Landowner Liability for Injuries Occurring off Premises

Off Premises Injury

Landowner Liability for Injuries Occurring off Premises

“Although a landowner is most commonly liable for injuries that occur on the property, there are occasions when a landowner may be liable for a dangerous condition that results in injury off the premises.” Johnson v. Howard Mark Prods., Inc., 608 So. 2d 937, 938–39 (Fla. 2d DCA 1992) (citations omitted).

“A landowner’s conduct can give rise to a zone of risk extending beyond the physical boundaries of his property when harm reaching outside those boundaries is foreseeable.” Almarante v. Art Inst. of Fort Lauderdale, Inc., 921 So. 2d 703, 705 (Fla. 4th DCA 2006) (citation omitted).

“In other words, the general standard of care which the common law places on all landowners to protect invitees under a wide spectrum of circumstances can authorize a case-specific standard of care requiring protection of invitees on nearby property if the landowner’s foreseeable zone of risk extends beyond the boundaries of its property.” Johnson, 608 So. 2d at 938–39.

In Johnson, the defendant operated a nightclub that did not provide adequate parking for its customers. Johnson, 608 So. 2d at 938. As a result, the customers often parked on the opposite side of an adjacent, unlit highway that required the customers to walk across the highway in the dark. Id. The owner of the nightclub did not own, possess, or control this property. Id.

One evening the decedent was struck and killed by an automobile while attempting to cross the highway to patronize the nightclub. Johnson, 608 So. 2d at 938. The decedent’s estate alleged that the defendant knew or should have known that the inadequate parking was a dangerous condition. Id. The Court reversed a summary judgment entered in favor of the defendant finding that a reasonably foreseeable zone of risk may have been created because the defendant did not provide adequate parking for its customers. Id.

In Poe v. IMC Phosphates MP, Inc., 885 So. 2d 397 (Fla. 2d DCA 2004), the Court addressed two additional theories on which the Plaintiffs can establish a premises liability claim. Under the first theory, “a traveler who enters private land that appears to be a continuation of the public highway becomes an implied invitee.” Id. at 401. “Under such circumstances, the owner of the land may be held liable for injuries sustained by the traveler resulting from the property owner’s failure to exercise due care to keep the property in a reasonably safe condition for travel.” Id.

In this circumstance, the cause of the plaintiff’s entry onto the property determines his status either as an invitee or as an uninvited licensee or a trespasser and, therefore, the extent of the landowner’s responsibility. Poe, 885 So. 2d at 402. “This question involves issues of material fact not subject to determination on summary judgment.” Id. Further, “[t]he status of the person on the premises of another is generally a question of fact.Id. (quotation omitted).
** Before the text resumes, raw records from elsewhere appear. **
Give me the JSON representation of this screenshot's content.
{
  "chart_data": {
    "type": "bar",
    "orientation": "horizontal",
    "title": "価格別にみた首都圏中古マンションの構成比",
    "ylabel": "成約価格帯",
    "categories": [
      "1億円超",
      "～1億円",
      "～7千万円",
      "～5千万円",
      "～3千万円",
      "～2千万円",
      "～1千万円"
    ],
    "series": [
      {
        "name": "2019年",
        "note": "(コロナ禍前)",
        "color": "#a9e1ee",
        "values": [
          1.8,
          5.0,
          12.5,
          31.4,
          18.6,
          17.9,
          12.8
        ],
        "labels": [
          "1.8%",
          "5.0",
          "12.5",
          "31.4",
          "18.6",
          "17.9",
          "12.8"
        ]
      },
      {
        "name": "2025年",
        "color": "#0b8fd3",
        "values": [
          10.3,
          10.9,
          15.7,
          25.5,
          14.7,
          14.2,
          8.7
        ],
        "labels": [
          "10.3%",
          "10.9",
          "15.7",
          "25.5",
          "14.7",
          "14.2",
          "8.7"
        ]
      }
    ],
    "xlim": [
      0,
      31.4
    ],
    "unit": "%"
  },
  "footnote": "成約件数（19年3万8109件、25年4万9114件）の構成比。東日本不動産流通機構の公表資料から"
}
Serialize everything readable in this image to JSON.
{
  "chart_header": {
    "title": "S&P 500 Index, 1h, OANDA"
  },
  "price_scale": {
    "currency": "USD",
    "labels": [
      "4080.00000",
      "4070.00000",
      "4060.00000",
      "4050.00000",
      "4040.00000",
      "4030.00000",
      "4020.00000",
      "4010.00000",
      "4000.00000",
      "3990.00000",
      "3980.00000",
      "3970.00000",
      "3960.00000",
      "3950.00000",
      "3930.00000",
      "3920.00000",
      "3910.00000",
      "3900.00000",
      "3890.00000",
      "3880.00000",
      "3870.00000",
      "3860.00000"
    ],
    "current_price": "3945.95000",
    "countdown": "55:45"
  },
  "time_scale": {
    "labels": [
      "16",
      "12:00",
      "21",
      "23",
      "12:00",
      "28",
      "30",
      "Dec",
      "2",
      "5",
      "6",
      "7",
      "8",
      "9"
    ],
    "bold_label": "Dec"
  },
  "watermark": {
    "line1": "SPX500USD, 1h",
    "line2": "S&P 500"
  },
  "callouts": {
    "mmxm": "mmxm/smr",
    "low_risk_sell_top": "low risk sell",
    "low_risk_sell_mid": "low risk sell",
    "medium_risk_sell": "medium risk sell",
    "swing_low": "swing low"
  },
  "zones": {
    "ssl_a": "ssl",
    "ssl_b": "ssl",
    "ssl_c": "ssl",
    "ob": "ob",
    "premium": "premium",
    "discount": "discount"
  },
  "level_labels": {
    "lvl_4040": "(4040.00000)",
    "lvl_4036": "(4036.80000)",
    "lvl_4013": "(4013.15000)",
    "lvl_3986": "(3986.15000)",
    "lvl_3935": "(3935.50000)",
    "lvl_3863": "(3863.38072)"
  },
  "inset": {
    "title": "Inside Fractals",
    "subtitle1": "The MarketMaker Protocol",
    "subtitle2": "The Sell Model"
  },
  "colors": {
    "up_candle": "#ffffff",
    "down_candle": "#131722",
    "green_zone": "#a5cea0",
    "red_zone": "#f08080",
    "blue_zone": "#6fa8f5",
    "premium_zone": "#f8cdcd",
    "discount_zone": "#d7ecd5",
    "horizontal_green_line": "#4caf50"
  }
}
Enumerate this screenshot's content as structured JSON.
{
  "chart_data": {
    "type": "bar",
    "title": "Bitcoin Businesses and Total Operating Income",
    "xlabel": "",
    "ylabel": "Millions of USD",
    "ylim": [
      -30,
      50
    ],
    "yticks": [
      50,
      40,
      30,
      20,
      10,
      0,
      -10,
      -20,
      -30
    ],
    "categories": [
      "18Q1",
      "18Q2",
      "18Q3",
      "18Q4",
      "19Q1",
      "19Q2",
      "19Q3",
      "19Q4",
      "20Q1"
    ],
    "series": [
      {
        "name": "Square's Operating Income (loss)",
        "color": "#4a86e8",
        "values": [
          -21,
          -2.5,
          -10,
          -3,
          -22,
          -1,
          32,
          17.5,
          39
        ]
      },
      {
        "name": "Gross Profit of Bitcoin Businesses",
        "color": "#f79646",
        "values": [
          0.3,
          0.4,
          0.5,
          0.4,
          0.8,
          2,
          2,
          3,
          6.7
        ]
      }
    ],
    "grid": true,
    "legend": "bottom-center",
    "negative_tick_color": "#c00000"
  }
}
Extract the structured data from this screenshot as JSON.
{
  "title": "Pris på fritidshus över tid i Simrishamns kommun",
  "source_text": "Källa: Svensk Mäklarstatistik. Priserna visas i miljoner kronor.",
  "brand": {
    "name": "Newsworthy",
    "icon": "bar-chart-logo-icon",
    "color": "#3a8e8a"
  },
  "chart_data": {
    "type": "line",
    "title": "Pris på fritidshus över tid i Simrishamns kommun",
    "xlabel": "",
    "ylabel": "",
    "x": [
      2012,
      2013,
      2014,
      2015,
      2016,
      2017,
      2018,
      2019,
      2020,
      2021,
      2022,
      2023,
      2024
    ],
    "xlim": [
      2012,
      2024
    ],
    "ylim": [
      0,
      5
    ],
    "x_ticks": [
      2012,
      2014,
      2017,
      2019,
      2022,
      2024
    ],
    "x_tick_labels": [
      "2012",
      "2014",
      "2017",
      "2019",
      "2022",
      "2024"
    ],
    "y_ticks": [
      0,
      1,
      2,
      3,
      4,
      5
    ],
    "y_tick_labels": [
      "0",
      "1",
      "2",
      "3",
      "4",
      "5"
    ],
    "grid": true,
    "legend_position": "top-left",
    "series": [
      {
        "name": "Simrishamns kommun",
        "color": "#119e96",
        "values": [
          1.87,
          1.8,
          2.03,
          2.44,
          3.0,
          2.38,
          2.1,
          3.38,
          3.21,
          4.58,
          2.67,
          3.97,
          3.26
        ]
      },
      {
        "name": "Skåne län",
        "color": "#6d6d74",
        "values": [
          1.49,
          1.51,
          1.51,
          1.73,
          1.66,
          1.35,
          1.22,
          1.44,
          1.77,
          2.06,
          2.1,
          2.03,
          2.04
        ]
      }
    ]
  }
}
Assuming the plaintiff was an implied invitee on the landowner’s property, “additional questions of fact arise concerning whether [the landowner] kept its property in a reasonably safe condition for travel.” Id.

The second additional theory, as noted by the Court in Poe, is found in the Second Restatement of Torts. Poe, 885 So. 2d at 404.

A possessor of land who creates or permits to remain thereon an excavation or other artificial condition so near an existing highway that he realizes or should realize that it involves an unreasonable risk to others accidentally brought into contact with such condition while traveling with reasonable care upon the highway, is subject to liability for physical harm thereby caused to persons who (a) are traveling on the highway, or (b) foreseeably deviate from it in the ordinary course of travel.

Id. (quoting Restatement (Second) of Torts § 368).

“In cases where section 368 applies, there are generally questions of fact concerning: (1) whether the . . . artificial condition on the property in fact involved an unreasonable risk of harm to others; (2) whether the owner realized or should have realized that an . . . artificial condition on his property involved an unreasonable risk to others; (3) whether the person or persons sustaining injury were traveling with reasonable care upon the highway; and (4) whether it was foreseeable that the person or persons injured might deviate from the highway in the ordinary course of travel and come into contact with the . . . artificial condition.” Id. The Poe Court found that these are “questions of fact to be decided by a jury.” Id.